In Bernardo Bertolucci's 1976 film, “1900,” he plays a fascist who smashes a boy's brains out (“And I turned down 'Deliverance' and 'The Straw Dogs' because of the violence!”) , and he's the scientist who figures out what's going on in 1978's “Invasion of the Grave Snatchers.” Around the same time, he was offered a share of the profits in exchange for two days of filming on ” Animal House.” He instead accepted a flat fee of $35,000, which cost him about $20 million.
In 1980, he was quietly brilliant as the worried father in Robert Redford's hit drama “Ordinary People.” But while three other cast members were nominated for an Oscar, he was overlooked. After that, the phone “mysteriously stopped ringing.” Nevertheless, he continued to win roles and appeared – among others – as a German spy in “Eye of the Needle” and as a middle-class South African slowly turning against apartheid in “A Dry White Season “. In 1991, many thought he should have won an Oscar for his single scene in Oliver Stone's “JFK.” But again, he wasn't even nominated.
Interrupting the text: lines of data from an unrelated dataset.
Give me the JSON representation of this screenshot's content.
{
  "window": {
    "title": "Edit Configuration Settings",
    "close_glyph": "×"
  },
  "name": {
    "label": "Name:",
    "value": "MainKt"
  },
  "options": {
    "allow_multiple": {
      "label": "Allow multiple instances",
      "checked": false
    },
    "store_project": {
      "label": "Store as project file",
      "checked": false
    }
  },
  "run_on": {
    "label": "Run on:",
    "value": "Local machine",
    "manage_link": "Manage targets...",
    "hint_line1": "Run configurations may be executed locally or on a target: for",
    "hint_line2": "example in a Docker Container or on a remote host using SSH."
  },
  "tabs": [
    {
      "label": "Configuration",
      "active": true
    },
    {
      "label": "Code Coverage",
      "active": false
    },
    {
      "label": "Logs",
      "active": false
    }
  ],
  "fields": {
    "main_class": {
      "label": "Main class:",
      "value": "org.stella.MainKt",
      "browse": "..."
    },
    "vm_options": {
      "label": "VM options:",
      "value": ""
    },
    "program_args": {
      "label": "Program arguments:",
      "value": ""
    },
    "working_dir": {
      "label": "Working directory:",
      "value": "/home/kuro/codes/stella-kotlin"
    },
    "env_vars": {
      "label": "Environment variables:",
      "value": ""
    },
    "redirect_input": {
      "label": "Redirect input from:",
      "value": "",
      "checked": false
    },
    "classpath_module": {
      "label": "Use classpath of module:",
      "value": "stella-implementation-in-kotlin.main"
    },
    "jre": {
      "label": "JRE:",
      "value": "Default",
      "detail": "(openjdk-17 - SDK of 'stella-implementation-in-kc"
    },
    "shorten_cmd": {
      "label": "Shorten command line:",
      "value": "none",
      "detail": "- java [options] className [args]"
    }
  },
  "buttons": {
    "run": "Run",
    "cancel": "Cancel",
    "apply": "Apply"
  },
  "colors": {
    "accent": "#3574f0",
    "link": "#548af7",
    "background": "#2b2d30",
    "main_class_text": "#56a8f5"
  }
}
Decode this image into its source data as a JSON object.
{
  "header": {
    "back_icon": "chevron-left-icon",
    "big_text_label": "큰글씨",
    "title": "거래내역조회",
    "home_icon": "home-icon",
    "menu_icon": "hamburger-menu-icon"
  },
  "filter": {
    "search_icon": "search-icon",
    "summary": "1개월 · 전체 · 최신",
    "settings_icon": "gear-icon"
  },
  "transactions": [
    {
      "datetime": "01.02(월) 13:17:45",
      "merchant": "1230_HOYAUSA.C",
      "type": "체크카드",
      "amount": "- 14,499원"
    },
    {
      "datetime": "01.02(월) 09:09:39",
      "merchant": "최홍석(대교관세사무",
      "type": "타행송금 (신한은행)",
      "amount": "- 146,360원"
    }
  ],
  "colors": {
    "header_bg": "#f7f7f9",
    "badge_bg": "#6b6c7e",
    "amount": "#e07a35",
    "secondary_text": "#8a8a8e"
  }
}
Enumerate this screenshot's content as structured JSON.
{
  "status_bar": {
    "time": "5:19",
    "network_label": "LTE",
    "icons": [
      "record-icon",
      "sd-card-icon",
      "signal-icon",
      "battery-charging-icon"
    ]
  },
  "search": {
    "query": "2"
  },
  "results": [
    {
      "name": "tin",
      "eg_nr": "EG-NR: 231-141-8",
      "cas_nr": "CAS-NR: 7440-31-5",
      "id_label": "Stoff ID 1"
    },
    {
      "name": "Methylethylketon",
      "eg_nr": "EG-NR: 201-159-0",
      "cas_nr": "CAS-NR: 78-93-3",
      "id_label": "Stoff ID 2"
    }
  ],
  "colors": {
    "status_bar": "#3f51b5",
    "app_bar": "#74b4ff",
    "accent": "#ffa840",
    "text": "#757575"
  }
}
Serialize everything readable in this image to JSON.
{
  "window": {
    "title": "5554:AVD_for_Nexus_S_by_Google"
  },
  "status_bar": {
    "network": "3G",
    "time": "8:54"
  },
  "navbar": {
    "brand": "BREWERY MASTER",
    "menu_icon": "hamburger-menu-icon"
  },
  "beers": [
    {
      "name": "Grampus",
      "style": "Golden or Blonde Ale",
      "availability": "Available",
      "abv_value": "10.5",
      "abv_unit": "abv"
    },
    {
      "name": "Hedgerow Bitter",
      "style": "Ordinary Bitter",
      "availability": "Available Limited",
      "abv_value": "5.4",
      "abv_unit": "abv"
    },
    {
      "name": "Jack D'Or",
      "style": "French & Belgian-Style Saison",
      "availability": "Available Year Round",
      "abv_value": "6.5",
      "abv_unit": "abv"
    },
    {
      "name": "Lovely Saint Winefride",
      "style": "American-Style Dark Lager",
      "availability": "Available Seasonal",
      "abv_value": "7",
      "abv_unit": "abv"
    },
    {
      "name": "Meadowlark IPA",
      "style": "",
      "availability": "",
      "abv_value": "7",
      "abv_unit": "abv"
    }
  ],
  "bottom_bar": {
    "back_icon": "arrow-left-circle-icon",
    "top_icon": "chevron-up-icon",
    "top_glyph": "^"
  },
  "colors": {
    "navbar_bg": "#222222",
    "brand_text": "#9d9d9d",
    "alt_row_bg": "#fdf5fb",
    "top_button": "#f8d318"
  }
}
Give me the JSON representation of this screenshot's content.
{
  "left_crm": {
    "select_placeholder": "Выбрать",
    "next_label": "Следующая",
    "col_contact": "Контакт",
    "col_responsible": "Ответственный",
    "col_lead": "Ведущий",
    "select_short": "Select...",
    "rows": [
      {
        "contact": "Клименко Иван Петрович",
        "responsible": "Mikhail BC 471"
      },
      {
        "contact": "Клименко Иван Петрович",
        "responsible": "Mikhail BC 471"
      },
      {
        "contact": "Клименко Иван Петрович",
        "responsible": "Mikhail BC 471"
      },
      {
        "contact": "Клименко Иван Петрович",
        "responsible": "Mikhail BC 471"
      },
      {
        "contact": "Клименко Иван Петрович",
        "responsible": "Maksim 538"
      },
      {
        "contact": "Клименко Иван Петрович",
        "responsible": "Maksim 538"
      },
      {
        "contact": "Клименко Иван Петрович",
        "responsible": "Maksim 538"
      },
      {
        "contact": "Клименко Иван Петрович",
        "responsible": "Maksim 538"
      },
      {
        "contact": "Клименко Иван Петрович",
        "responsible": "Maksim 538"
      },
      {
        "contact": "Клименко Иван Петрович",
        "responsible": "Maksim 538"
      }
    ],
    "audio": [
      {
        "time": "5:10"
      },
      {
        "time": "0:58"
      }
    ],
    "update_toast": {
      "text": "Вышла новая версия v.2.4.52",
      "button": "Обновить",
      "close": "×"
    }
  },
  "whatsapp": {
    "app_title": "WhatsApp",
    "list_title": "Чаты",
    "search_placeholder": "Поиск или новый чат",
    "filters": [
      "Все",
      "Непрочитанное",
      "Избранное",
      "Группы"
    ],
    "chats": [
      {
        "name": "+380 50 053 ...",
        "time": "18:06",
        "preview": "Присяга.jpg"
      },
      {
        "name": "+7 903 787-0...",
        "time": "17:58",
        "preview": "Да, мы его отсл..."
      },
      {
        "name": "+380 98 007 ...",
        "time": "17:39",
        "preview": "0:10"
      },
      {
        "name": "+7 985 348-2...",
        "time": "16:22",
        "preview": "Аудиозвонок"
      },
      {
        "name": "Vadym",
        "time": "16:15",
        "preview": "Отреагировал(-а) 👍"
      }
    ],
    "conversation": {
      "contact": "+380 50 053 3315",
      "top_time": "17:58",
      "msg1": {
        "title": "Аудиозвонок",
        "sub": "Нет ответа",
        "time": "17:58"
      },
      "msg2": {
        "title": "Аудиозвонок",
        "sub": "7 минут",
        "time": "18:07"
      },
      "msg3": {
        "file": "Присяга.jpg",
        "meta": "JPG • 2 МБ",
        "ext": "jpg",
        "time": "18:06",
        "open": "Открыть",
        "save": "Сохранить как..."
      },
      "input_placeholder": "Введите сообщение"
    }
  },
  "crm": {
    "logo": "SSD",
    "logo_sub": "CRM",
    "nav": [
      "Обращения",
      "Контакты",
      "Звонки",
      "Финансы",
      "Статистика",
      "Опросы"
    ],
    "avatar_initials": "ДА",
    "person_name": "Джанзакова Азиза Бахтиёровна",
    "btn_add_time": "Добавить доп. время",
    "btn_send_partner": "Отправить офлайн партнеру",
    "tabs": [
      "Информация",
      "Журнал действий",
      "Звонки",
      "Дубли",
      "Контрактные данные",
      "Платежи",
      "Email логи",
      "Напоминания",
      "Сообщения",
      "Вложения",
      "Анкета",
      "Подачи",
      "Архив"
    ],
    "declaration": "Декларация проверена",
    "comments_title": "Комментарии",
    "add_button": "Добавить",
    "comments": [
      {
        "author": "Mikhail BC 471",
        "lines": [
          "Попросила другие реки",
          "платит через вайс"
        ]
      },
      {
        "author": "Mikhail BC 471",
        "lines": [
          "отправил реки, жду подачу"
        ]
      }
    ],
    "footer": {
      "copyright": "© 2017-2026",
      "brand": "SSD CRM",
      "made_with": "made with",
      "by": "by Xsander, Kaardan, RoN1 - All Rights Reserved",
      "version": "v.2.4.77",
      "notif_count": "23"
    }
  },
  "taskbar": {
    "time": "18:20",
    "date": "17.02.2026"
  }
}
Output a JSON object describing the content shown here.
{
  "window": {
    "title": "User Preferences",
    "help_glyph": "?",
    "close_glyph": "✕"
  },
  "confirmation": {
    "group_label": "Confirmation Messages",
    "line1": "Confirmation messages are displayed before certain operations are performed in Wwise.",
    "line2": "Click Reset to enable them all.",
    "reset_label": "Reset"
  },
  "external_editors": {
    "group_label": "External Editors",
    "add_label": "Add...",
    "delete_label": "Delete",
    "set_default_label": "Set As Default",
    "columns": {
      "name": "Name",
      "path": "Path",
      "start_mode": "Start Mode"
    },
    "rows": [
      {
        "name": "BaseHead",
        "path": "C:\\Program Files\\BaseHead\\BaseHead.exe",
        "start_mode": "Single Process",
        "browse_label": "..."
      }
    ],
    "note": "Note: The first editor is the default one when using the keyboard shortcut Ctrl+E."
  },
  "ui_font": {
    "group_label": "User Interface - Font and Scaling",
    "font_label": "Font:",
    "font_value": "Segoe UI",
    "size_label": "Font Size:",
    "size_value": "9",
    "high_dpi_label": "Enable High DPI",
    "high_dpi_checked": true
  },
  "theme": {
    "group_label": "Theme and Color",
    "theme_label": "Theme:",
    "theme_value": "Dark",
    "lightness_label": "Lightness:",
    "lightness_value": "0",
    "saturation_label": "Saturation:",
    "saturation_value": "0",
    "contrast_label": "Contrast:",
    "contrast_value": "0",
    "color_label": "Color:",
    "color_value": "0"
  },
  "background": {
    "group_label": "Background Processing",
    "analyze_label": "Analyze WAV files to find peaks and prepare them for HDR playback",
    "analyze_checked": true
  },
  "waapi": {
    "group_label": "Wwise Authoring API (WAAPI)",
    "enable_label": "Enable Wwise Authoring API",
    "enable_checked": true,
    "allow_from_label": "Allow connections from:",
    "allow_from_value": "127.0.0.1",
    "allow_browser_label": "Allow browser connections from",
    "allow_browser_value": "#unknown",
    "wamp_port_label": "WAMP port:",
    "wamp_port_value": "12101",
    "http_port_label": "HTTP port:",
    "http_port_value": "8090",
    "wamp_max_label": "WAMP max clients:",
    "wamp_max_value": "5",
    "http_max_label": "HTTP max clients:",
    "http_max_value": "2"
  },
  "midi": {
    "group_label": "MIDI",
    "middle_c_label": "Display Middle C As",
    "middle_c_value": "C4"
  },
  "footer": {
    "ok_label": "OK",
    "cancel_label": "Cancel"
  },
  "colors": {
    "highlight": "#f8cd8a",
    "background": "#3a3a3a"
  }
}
He continued to work into his 80s and made himself known to new generations of moviegoers by playing a warm and fatherly Mr. Bennet in Pride and Prejudice (2005) and President Snow in The Hunger Games. Snow is an evil character, but Sutherland was careful not to deny the character's humanity. He told the New York Observer: “Do you think Lyndon Johnson felt like he was the bad guy, destroying a million Vietnamese? George W. Bush or Dick Cheney – they don't see themselves as bad guys… Snow thinks it's timely. He's trying to control an empire. »
Along the way, he also starred in many failures, including Hugh Hudson's “Revolution,” and turned down a few successful films. As he explained, the actors can't judge much from the script. He was married for the last five decades of his life to French-Canadian actress Francine Racette, with whom he had three other sons, Roeg, Rossif and Angus (whose middle name is Redford). Like Kiefer, they were named in honor of movie directors. He finally received an honorary Oscar in 2017.